TORONTO — Siblings can have a profound effect on each other. Their relationships, and birth order, exert lifelong impacts on one’s social development (or dysfunction). In Rehana Zaman’s Jupiter in Aries, Moon in Virgo, a film exhibition at Trinity Square Video, the artist ventures into this autobiographical terrain, probing how the colonial state impacts identity and difference across the generations.
Featuring two works by the London-based moving image artist, the exhibition hones in on frequent subjects: members of her own family and diasporic consciousness rooted, in these particular cases, in South Asian experiences. Inevitably, turning the camera on one’s loved ones raises some ethical concerns — who’s truth are we, the audience, actually witnessing, and how honest is it? The exhibition seems attuned to this power dynamic, hence the intimate two-channel installation: an inviting circle of glowing, squat neon green curved benches, with projections at opposite ends, set at seated height. It cradles the unfolding family confidences, positioning the viewer literally at the same level as its non-artist film subjects.
Jupiter in Aries, Moon in Virgo takes it name from the planetary signs for Sajid, a 44 year old Pakistani Muslim (and Zaman’s older brother) in “Your Ecstatic Self” (2019). (Tellingly, he’s a Leo: a “performer when it comes to sexuality.”) Commissioned for Independent Cinema Office’s “Second Sight” film program (2020) — which revisits the legacy of the 1980s UK Black Film Workshop Movement — the 33-minute experimental documentary centers a car ride conversation on Sajid’s Islamic faith. Namely, how his turn to Tantra finally aligned his spirituality with sexual liberation after years as a strict Sunni Muslim. Zaman’s work often uses conversation or a personal relationship as a starting point to weave fragmented narratives. Here, the front-seat confessional is intercut with archival footage of pre-Islamic shamanistic rituals in Pakistan’s Hunza Valley, contextualizing the barriers Sajid has faced in embracing ecstatic states often gate-kept for white touristic consumption. Meanwhile, saturated, LomoChrome Purple-esque community gardening footage of Zaman and fellow artist Priya Jay alludes to Ingrid Pollard’s Pastoral Interlude photographic series, a reference that questions the omission of women of color from British pastoral scenes, as Chandra Frank writes.

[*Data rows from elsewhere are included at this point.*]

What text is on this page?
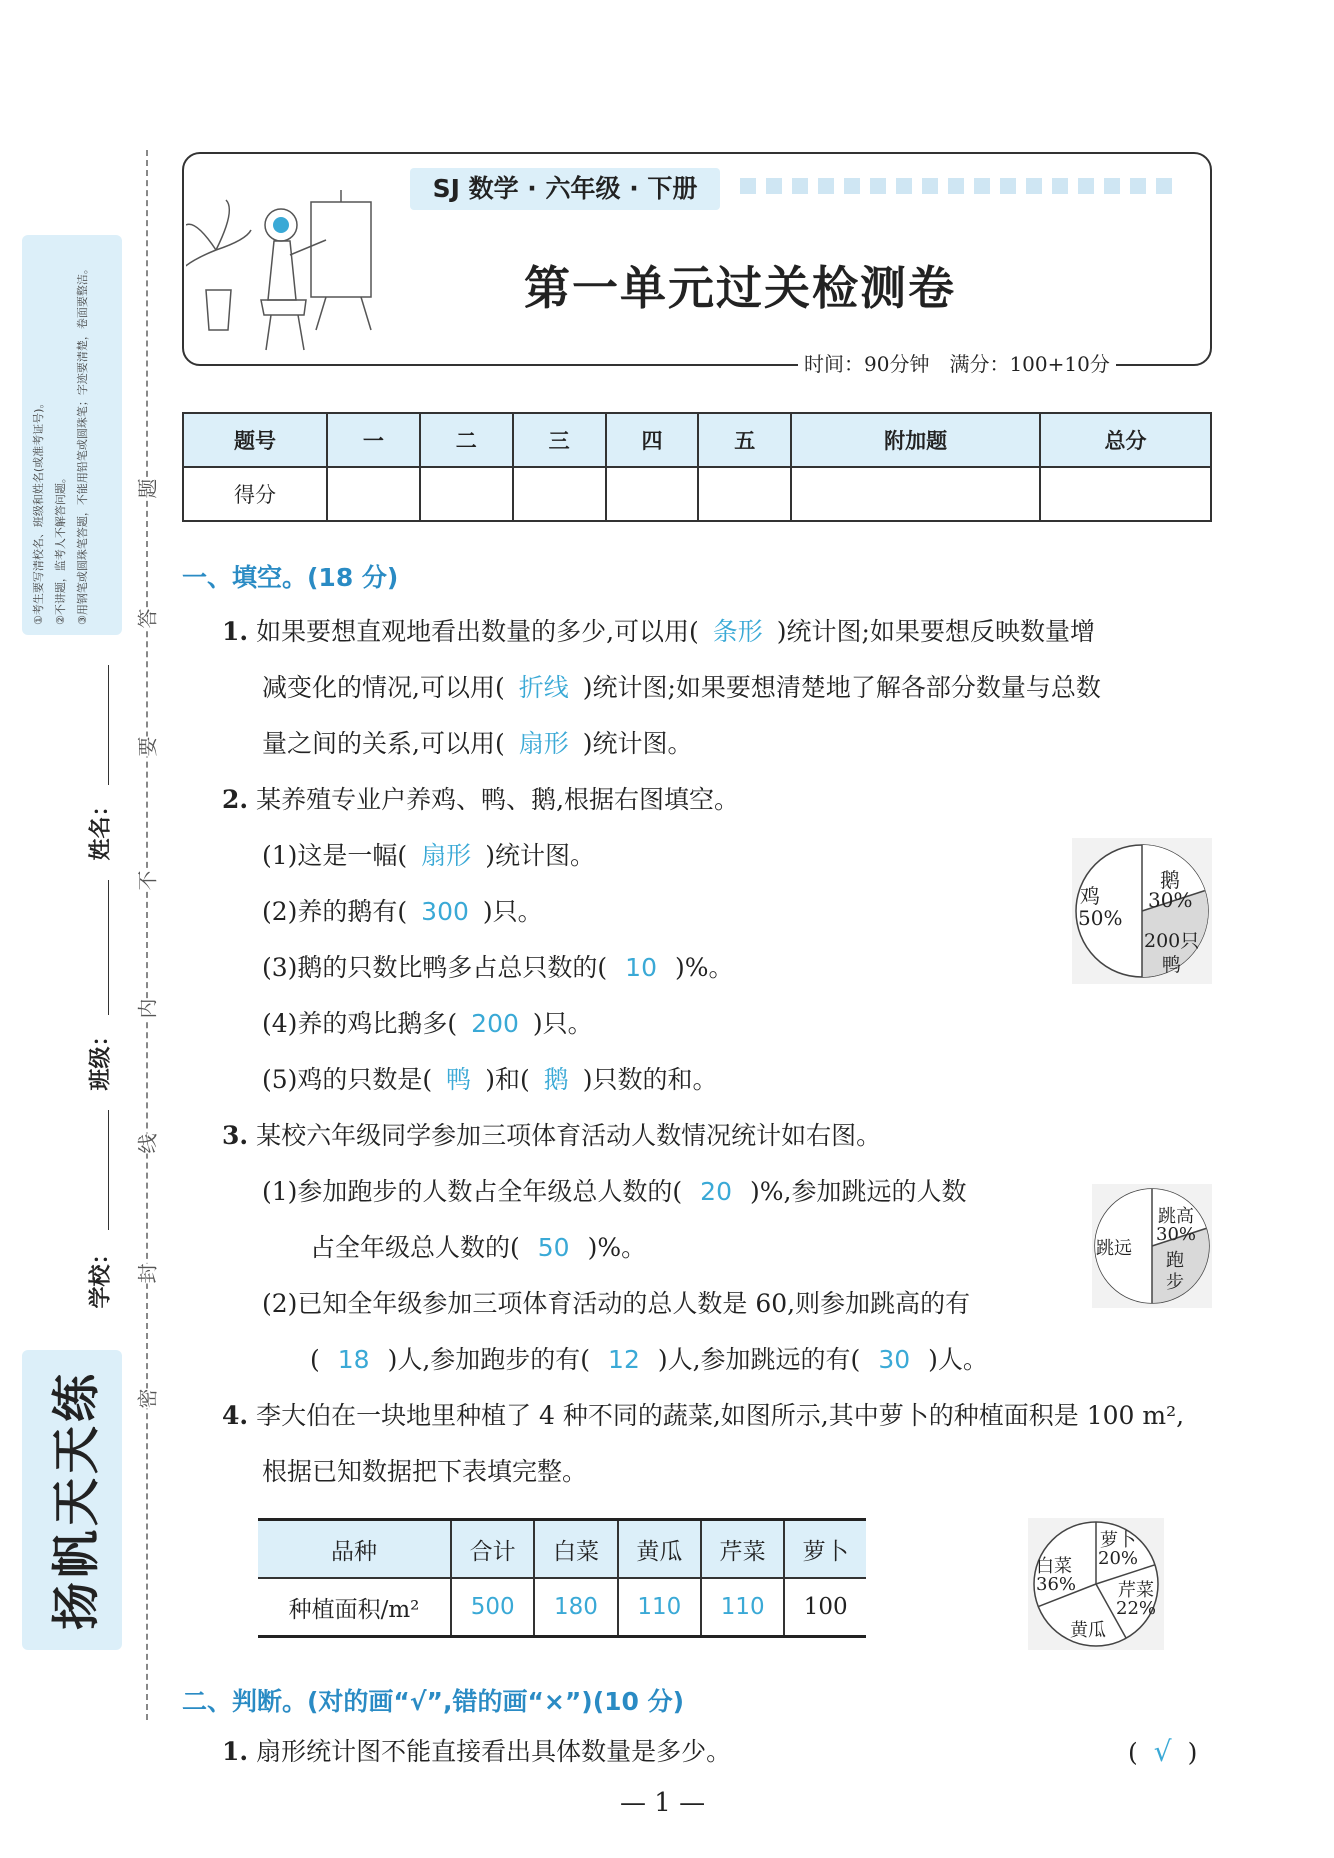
①考生要写清校名、班级和姓名(或准考证号)。 ②不讲题，监考人不解答问题。 ③用钢笔或圆珠笔答题，不能用铅笔或圆珠笔；字迹要清楚，卷面要整洁。
姓名：
班级：
学校：
题
答
要
不
内
线
封
密
扬帆天天练
SJ 数学 · 六年级 · 下册
第一单元过关检测卷
时间：90分钟　满分：100+10分
题号	一	二	三	四	五	附加题	总分
得分							
一、填空。(18 分)
1. 如果要想直观地看出数量的多少,可以用( 条形 )统计图;如果要想反映数量增
减变化的情况,可以用( 折线 )统计图;如果要想清楚地了解各部分数量与总数
量之间的关系,可以用( 扇形 )统计图。
2. 某养殖专业户养鸡、鸭、鹅,根据右图填空。
(1)这是一幅( 扇形 )统计图。
(2)养的鹅有( 300 )只。
(3)鹅的只数比鸭多占总只数的( 10 )%。
(4)养的鸡比鹅多( 200 )只。
(5)鸡的只数是( 鸭 )和( 鹅 )只数的和。
鸡
50%
鹅
30%
200只
鸭
3. 某校六年级同学参加三项体育活动人数情况统计如右图。
(1)参加跑步的人数占全年级总人数的( 20 )%,参加跳远的人数
占全年级总人数的( 50 )%。
(2)已知全年级参加三项体育活动的总人数是 60,则参加跳高的有
( 18 )人,参加跑步的有( 12 )人,参加跳远的有( 30 )人。
跳远
跳高
30%
跑步
4. 李大伯在一块地里种植了 4 种不同的蔬菜,如图所示,其中萝卜的种植面积是 100 m²,
根据已知数据把下表填完整。
品种	合计	白菜	黄瓜	芹菜	萝卜
种植面积/m²	500	180	110	110	100
白菜
36%
萝卜
20%
芹菜
22%
黄瓜
二、判断。(对的画“√”,错的画“×”)(10 分)
1. 扇形统计图不能直接看出具体数量是多少。	( √ )
— 1 —
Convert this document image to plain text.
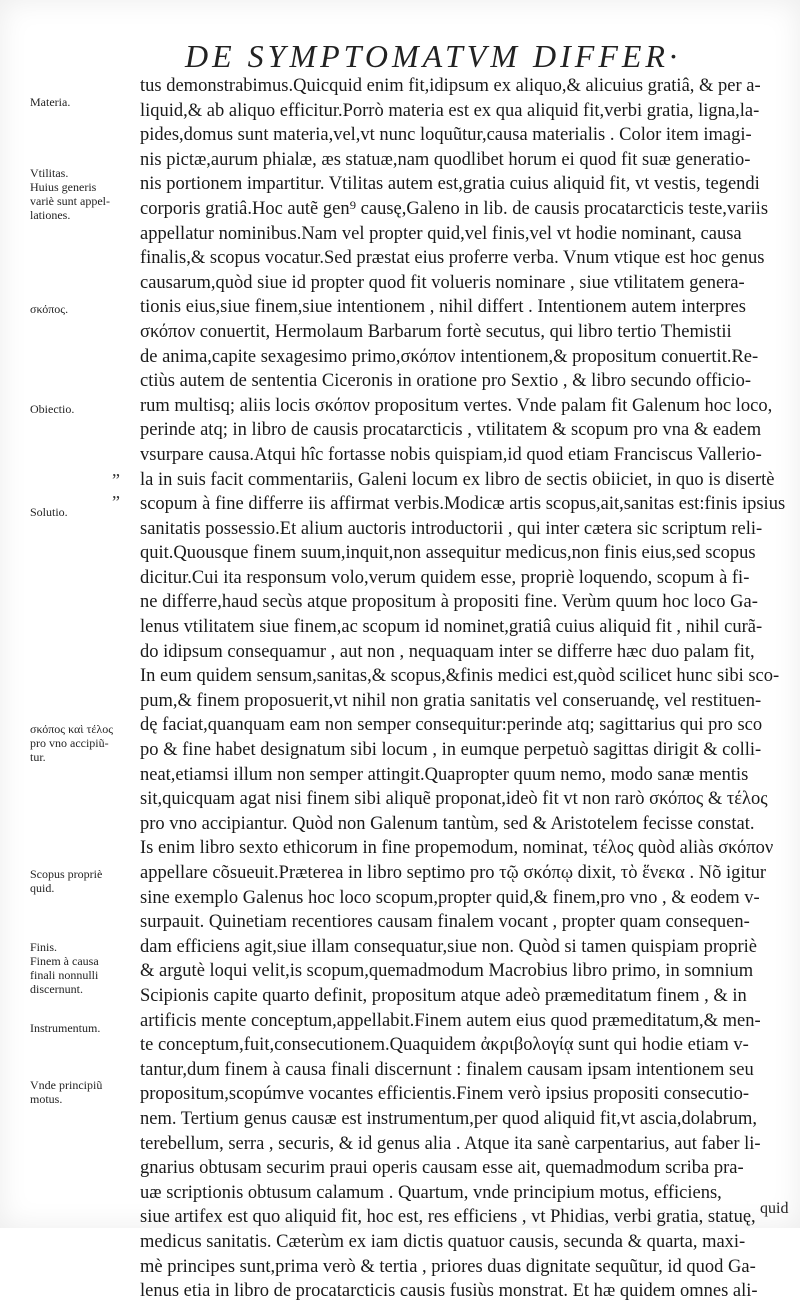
DE SYMPTOMATVM DIFFER·
Materia.
Vtilitas.
Huius generis
variè sunt appel-
lationes.
σκόπος.
Obiectio.
Solutio.
σκόπος καὶ τέλος
pro vno accipiũ-
tur.
Scopus propriè
quid.
Finis.
Finem à causa
finali nonnulli
discernunt.
Instrumentum.
Vnde principiũ
motus.
”
”
tus demonstrabimus.Quicquid enim fit,idipsum ex aliquo,& alicuius gratiâ, & per a-
liquid,& ab aliquo efficitur.Porrò materia est ex qua aliquid fit,verbi gratia, ligna,la-
pides,domus sunt materia,vel,vt nunc loquũtur,causa materialis . Color item imagi-
nis pictæ,aurum phialæ, æs statuæ,nam quodlibet horum ei quod fit suæ generatio-
nis portionem impartitur. Vtilitas autem est,gratia cuius aliquid fit, vt vestis, tegendi
corporis gratiâ.Hoc autẽ gen⁹ causę,Galeno in lib. de causis procatarcticis teste,variis
appellatur nominibus.Nam vel propter quid,vel finis,vel vt hodie nominant, causa
finalis,& scopus vocatur.Sed præstat eius proferre verba. Vnum vtique est hoc genus
causarum,quòd siue id propter quod fit volueris nominare , siue vtilitatem genera-
tionis eius,siue finem,siue intentionem , nihil differt . Intentionem autem interpres
σκόπον conuertit, Hermolaum Barbarum fortè secutus, qui libro tertio Themistii
de anima,capite sexagesimo primo,σκόπον intentionem,& propositum conuertit.Re-
ctiùs autem de sententia Ciceronis in oratione pro Sextio , & libro secundo officio-
rum multisq; aliis locis σκόπον propositum vertes. Vnde palam fit Galenum hoc loco,
perinde atq; in libro de causis procatarcticis , vtilitatem & scopum pro vna & eadem
vsurpare causa.Atqui hîc fortasse nobis quispiam,id quod etiam Franciscus Vallerio-
la in suis facit commentariis, Galeni locum ex libro de sectis obiiciet, in quo is disertè
scopum à fine differre iis affirmat verbis.Modicæ artis scopus,ait,sanitas est:finis ipsius
sanitatis possessio.Et alium auctoris introductorii , qui inter cætera sic scriptum reli-
quit.Quousque finem suum,inquit,non assequitur medicus,non finis eius,sed scopus
dicitur.Cui ita responsum volo,verum quidem esse, propriè loquendo, scopum à fi-
ne differre,haud secùs atque propositum à propositi fine. Verùm quum hoc loco Ga-
lenus vtilitatem siue finem,ac scopum id nominet,gratiâ cuius aliquid fit , nihil curã-
do idipsum consequamur , aut non , nequaquam inter se differre hæc duo palam fit,
In eum quidem sensum,sanitas,& scopus,&finis medici est,quòd scilicet hunc sibi sco-
pum,& finem proposuerit,vt nihil non gratia sanitatis vel conseruandę, vel restituen-
dę faciat,quanquam eam non semper consequitur:perinde atq; sagittarius qui pro sco
po & fine habet designatum sibi locum , in eumque perpetuò sagittas dirigit & colli-
neat,etiamsi illum non semper attingit.Quapropter quum nemo, modo sanæ mentis
sit,quicquam agat nisi finem sibi aliquẽ proponat,ideò fit vt non rarò σκόπος & τέλος
pro vno accipiantur. Quòd non Galenum tantùm, sed & Aristotelem fecisse constat.
Is enim libro sexto ethicorum in fine propemodum, nominat, τέλος quòd aliàs σκόπον
appellare cõsueuit.Præterea in libro septimo pro τῷ σκόπῳ dixit, τὸ ἕνεκα . Nõ igitur
sine exemplo Galenus hoc loco scopum,propter quid,& finem,pro vno , & eodem v-
surpauit. Quinetiam recentiores causam finalem vocant , propter quam consequen-
dam efficiens agit,siue illam consequatur,siue non. Quòd si tamen quispiam propriè
& argutè loqui velit,is scopum,quemadmodum Macrobius libro primo, in somnium
Scipionis capite quarto definit, propositum atque adeò præmeditatum finem , & in
artificis mente conceptum,appellabit.Finem autem eius quod præmeditatum,& men-
te conceptum,fuit,consecutionem.Quaquidem ἀκριβολογίᾳ sunt qui hodie etiam v-
tantur,dum finem à causa finali discernunt : finalem causam ipsam intentionem seu
propositum,scopúmve vocantes efficientis.Finem verò ipsius propositi consecutio-
nem. Tertium genus causæ est instrumentum,per quod aliquid fit,vt ascia,dolabrum,
terebellum, serra , securis, & id genus alia . Atque ita sanè carpentarius, aut faber li-
gnarius obtusam securim praui operis causam esse ait, quemadmodum scriba pra-
uæ scriptionis obtusum calamum . Quartum, vnde principium motus, efficiens,
siue artifex est quo aliquid fit, hoc est, res efficiens , vt Phidias, verbi gratia, statuę,
medicus sanitatis. Cæterùm ex iam dictis quatuor causis, secunda & quarta, maxi-
mè principes sunt,prima verò & tertia , priores duas dignitate sequũtur, id quod Ga-
lenus etia in libro de procatarcticis causis fusiùs monstrat. Et hæ quidem omnes ali-
quid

A multitude of sources play out similarly in “Tell me the story Of all these things” (2017). It opens with a CGI woman camouflaging in the desert, then alternates between Zaman’s older sister Farah cooking in the kitchen with actual scenes from the British government’s e-learning counter-terrorism program. Periodically, floating frames pop-up, featuring tightly-focused hand gestures by Zaman’s mysterious other sister in front of a red backdrop. The focus is on Farah, however, and how she contends with conflicting selves: “I always feel I have to adapt to certain environments,” she divulges during fish curry preparations. “Mosque, college, Dubai.” But learning to ski at 46 — and her sexually compatible second marriage — have freed her: “my body is mine.”
A particular kind of middle-aged, first-generation awakening emerges in both of these works. There’s an awareness of the cost of youthful assimilation in the face of structural orthodoxies, tellingly coaxed out by a younger sibling in the safety of a car’s front seat and at a kitchen’s stove top. In-keeping with Zaman’s practice, each film highlights the ways in which diasporic journeys differ greatly between the generations of aggrieved British “subjects,” a dynamic that feels deeply familiar to me as the youngest sibling of a Trinidadian-Canadian family. As Sajid and Farah’s life-long observer and witness, Zaman is uniquely positioned to reflect on the ways in which they have, in spite of these systematic barriers, come to fully accept themselves, owning both their subjectivity and sexualities.
Rehana Zaman: Jupiter in Aries, Moon in Virgo continues through June 26 at Trinity Square Video (121–401 Richmond Street West, Toronto, Canada).